Apr 11, 2019


Shooting The 3 is an exclusive SportsbyBrooks.com feature in which a sports media figure fields three questions posed by SbB.

Today’s sports media figure is SPORTSBUSINESS JOURNAL reporter John Ourand.

John Ourand of SportsBusiness Journal

John Ourand of SportsBusiness Journal

Ourand is the gold standard of sports business reporters and is one of the most-read and influential journalists in the sports media industry.

His daily and weekly reporting – which emanates from a variety of platforms and includes a newly-launched newsletter – is consumed by virtually every top sports media executive connected to the business of commercial spectator sports.

Ourand, who has been pushing out relevant, oft-breaking sports media and business news with maddening consistency since he joined SportsBusiness Journal in 2006, focuses much of his current reporting on the most important sector in the sports business industry: live sports broadcast rights.

SbB Question #1:

Cash-rich Apple is launching a new streaming service that includes original programming. What is the chance that Apple will bolster that service by acquiring the broadcast rights to high-profile sporting events? To this point, what has prevented Apple and other tech goliaths like Amazon, Google and Facebook from aggressively pursuing such rights?

John Ourand:

I am skeptical that these digital companies will bid serious money during the next period of sports media negotiations. They may wind up with a small package here or there. But it seems unlikely that something like “Monday Night Football” or NHL playoff games will move exclusively to a digital company.

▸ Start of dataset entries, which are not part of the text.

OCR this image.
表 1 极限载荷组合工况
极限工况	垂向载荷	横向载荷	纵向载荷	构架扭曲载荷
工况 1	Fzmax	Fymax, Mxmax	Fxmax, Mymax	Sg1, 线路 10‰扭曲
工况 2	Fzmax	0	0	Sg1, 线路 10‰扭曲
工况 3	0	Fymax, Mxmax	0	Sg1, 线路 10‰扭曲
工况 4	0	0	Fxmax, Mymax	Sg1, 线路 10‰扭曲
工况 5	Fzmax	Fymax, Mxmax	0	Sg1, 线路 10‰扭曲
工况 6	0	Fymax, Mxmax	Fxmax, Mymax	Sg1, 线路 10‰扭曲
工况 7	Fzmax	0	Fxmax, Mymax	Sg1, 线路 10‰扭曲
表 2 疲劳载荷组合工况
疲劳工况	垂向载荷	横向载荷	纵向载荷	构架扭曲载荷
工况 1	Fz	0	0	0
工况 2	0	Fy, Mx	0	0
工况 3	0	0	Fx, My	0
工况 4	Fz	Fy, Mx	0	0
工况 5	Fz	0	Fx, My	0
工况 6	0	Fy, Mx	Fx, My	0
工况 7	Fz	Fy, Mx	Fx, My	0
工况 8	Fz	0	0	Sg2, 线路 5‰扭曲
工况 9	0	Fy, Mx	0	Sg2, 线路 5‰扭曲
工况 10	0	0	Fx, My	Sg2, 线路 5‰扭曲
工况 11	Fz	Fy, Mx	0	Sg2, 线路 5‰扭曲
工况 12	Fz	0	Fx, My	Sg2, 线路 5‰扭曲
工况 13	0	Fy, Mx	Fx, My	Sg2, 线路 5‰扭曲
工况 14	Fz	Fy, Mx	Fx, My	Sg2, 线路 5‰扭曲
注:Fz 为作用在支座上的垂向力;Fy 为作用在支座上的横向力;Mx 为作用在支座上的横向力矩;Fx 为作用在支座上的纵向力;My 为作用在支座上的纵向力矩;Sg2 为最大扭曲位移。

Apple and Netflix executives have been open about their lack of desire to bid on sports rights. Facebook pared back its MLB deal this year. Google has not been particularly active so far.

The wild card is Amazon, which already has an NFL deal, some interesting international deals and deep pockets. 

My guess is that any digital company that really wants to be involved with sports will partner with a network to get it done.

Or, because these companies are big enough, they could simply buy an existing network.

Word is that Apple executives had talked internally about buying Disney a few years ago — talks that went nowhere. But such a deal would have given Apple ownership of ESPN and instantly made them a serious player in sports media.

SbB Question #2:

Considering the rise of legalized sports gambling and the fact that a sports media outlet has never made such reporting a point of emphasis, do you think there is a market for a sports media outlet that relies mostly on reporting breaking sports news?

John Ourand:

Sports TV stations have moved away from breaking sports news because there is too much competition from iPhones, etc. Nobody waits for the highlight or sports news on TV anymore when they can call them up almost instantly.

I view gambling programming the same way. I find it difficult to believe that hardcore gamblers will watch a gambling show on ESPN or Fox. That’s how networks are treating gambling-related shows today.

For the most part, they are producing studio shows with big personalities geared toward the casual or non-bettors. Gambling programming will evolve. But I don’t expect mainstream TV networks to start producing gambling shows that attracts a hard-core betting audience.

SbB Question #3:

What impact does an announcing team have when it comes to the actual ratings and bottom line revenue of a live sports broadcast?

John Ourand:

Game announcers have zero impact on ratings.

That’s not just my opinion. It’s the opinion of virtually every sports media executive I’ve contacted.

There is a small list of announcers — John Madden and Tony Romo are two — who will keep viewers tuned into games longer. But I’ve never seen any evidence that people pick games to watch based on the announcer.

On the other hand, people are more apt to turn off the TV if they are not invested in the teams and the announcers are not so good, which means that networks can’t go cheap when hiring for the booth.

SbB BONUS Question:

What is DAZN’s long-term content strategy in the United States – and who is the individual(s) behind it?

John Ourand:

DAZN’s long-term strategy is to expand global markets — it already has a healthy business in Germany, Italy, Japan. In the United States, DAZN is content to wait until it can bid on big-time sports rights, then they will aggressively try to convince leagues to sell streaming rights to the pay service.

John Skipper, who is running DAZN signed a 3 year/$300 million deal for an MLB whiparound show.

At an SBJ conference earlier this month, he said that deal was “pretty clearly intended to send a signal that we’re interested in the major sports in this country. They don’t happen to have their live events available, but we basically hung up a sign for that show.”